SFPscan: SFP detection and genotyping in a RIL population using microarray data

The SFPscan script can be used for Single Feature Polymorphism (SFP) detection and genotyping of a RIL population. This script was used successfully to construct a high-resolution haplotype for the Arabidopsis Bay-0 × Shahdara RIL population (West et al. 2006, Genome Research 16: 787-795, PubMed link PubMed - National Library of Medicine; Arabidopsis Bay-0 × Sha Haplotype Map).

The Perl script (Version 10) can be downloaded here: SFPscanV10.pl.

The R-script required for the background correction of the .CEL files can be downloaded here: BioC_getBGPM.r.

An input file with ATH1 GeneChip probeset IDs and AGI gene IDs that is required for the Perl script can be downloaded here: ATH1_conv-probeset-genecode.txt.

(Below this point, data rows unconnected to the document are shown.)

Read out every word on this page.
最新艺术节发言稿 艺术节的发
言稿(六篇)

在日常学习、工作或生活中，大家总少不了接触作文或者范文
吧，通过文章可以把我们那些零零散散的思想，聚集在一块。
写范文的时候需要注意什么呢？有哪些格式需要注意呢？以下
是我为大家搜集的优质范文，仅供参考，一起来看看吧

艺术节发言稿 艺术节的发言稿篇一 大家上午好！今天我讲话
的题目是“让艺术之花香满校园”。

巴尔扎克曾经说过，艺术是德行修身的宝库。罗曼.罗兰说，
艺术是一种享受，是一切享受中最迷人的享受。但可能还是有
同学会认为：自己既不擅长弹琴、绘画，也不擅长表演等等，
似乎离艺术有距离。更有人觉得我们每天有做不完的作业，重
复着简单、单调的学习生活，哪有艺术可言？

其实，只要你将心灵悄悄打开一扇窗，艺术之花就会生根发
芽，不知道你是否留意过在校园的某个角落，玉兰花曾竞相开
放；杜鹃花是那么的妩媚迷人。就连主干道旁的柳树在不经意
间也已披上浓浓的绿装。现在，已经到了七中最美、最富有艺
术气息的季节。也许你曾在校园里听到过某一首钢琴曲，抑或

This file should only be used if you work with the Affymetrix ATH1 GeneChip.

Please read the instructions below before using the scripts. Make sure that all your input files and background corrected .CEL files are in the same directory as the SFPscan script. From a Unix/Linux shell or a Windows Command Prompt type the name of the script file followed by the command line arguments (explained below). On the Unix/Linux system you might have to type 'perl' before the name of the script file.

To use the Perl script you will need to have a Perl interpreter installed. On Unix or Linux systems the Perl interpreter is usually available without further installations. On Windows you will need to install a Perl interpreter, for example from http://www.activestate.com/Products/ActivePerl/. Make sure you, or your system administrator, have installed the required Perl packages for the SFPscan script (see the use statements at the top of the script).

To use the R script you will need to install the R-programming environment. For more information see http://www.r-project.org/. Once you have that installed, you will need to install the Bioconductor packages. For more information see http://www.bioconductor.org/.



New:
SFPscan (Version 10) is now also available with a graphical user interface.
The Perl script can be downloaded here: SFPscanGUI_V2.pl.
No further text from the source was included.